In April, I wrote about the trap our leaders fall into when they embrace the Common Core with enthusiasm, and offer largely unqualified endorsements of its inherent goodness:

But there is a new reason to get up on our hind legs and fight the Common Core and it is very political. A number of conservatives are making this a major issue. While corporate Republicans like Jeb Bush remain thoroughly wedded to Common Core, the real energy of the party is elsewhere. The energy is with the more Libertarian types, like Rand Paul and Glenn Beck. They are likely to escalate their attacks on the Common Core, and they already hate unions. That makes it very easy for them to attack Common Core as a Big Government, Big Union plot to squash local control of schools and impose a monolithic curriculum on the populace. The Obama administration's education policies have been, by and large, a disaster. And Republicans are poised to rev up their attack machine on these grounds and teacher unions will be smeared right along with the administration so long as they are on board.

It is not progressive opponents of Common Core who have set our public schools and unions up for this. It is the corporate reformers, and those willing to promote their grandiose Common Core project.

There are some attempts under way to separate Common Core from high stakes tests, most notably in California, as described in today’s letter from Bill Honig. This is the ONLY condition under which these standards ought to be even considered.

The California experiment is worth looking at, with some reservations. First of all, as Mercedes Schneider points out, in California, a number of the largest districts are already working on side deals with the Department of Education that may provide all the high stakes tests any reformer might want. Los Angeles Unified, the second largest district in the nation, has already pledged to spend a billion dollars on iPads to support Common Core-aligned Pearson curriculum and online tests. So while it could be significant if the state as a whole is able to resist some of the high stakes, the fight is far from over.

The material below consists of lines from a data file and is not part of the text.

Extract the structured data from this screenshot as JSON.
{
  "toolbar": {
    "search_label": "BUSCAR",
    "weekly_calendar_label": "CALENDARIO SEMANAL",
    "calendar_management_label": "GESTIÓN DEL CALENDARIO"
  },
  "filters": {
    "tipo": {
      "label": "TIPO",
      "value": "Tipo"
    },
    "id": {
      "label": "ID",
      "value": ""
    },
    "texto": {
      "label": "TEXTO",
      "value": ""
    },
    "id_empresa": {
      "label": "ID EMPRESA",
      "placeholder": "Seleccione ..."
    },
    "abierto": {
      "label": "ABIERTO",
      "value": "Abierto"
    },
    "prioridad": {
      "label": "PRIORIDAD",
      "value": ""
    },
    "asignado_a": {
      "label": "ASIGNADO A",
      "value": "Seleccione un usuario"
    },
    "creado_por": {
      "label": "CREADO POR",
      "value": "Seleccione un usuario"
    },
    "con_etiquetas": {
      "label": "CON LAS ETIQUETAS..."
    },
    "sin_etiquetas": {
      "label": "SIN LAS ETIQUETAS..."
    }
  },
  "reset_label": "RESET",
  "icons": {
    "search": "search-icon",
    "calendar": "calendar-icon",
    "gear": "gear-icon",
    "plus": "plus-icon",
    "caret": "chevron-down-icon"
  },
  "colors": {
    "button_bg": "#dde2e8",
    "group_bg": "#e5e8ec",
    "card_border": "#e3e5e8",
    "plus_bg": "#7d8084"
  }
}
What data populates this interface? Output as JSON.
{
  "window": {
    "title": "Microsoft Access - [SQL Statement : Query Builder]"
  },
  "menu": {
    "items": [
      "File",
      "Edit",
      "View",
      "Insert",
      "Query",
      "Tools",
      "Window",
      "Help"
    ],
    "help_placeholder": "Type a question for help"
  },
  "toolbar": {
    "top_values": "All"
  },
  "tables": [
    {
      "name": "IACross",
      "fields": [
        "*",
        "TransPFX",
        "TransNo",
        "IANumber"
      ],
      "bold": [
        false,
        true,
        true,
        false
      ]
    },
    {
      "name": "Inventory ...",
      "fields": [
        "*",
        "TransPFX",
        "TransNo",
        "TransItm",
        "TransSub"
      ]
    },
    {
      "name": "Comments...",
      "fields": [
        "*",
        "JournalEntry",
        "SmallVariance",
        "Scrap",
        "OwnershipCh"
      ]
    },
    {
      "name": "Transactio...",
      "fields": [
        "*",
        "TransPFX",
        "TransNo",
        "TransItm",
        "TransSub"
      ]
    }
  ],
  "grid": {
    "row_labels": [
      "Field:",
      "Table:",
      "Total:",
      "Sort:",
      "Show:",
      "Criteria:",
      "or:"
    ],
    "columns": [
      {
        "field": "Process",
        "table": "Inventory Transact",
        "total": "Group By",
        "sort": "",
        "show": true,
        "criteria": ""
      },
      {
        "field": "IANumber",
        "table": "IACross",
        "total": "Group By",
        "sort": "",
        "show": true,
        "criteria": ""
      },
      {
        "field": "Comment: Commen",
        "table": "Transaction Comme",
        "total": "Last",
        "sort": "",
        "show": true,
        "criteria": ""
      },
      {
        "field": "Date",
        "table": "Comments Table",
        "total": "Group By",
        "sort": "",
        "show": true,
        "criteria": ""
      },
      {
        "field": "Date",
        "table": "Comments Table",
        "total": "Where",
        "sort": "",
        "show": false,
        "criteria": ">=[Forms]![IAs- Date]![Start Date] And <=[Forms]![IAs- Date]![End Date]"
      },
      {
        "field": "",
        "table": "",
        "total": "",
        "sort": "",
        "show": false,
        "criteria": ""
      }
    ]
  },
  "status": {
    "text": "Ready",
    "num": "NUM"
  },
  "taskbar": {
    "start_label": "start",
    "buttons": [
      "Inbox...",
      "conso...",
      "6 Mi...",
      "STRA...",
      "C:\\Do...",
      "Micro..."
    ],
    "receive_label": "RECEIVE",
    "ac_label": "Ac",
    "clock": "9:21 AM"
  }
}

Progressives who have opposed the Common Core have done so for important, principled reasons. Those who stake the future of public education on embracing standardization and high stakes tests are in danger of giving up the heart of great education in exchange for a false promise of its mere survival.

I think there is a conservative calculation that is being made by some of our leaders. They may believe that in order for public education - and our unions -- to survive, we must convince the powerful elite running corporate reform and our government that the two are useful. The whole thrust of Common Core is to make students “career ready,” and therefore of maximum utility to employers. The Chamber of Commerce and Business Roundtable are clearly the core constituency for this project.

But if we must trade away the heart and soul of our mission as educators, we have given gold for straw. And as I wrote last June, many of the conservative criticisms of Common Core are actually valid. The response to this cannot be “These people are horrible bogeymen who want to destroy our schools, and thus everything they say is wrong.” The response should be to separate the good reasons to oppose Common Core from the bad, and develop our own clear vision of what public education ought to be all about.

That work can only be done when we have rejected high stakes testing. I believe it would be better done without the highly flawed Common Core. But we cannot defeat those who wish to destroy public education by defending the least defensible aspects of it.

What do you think? Are progressive critics of Common Core somehow “being played” by conservatives out to destroy public education?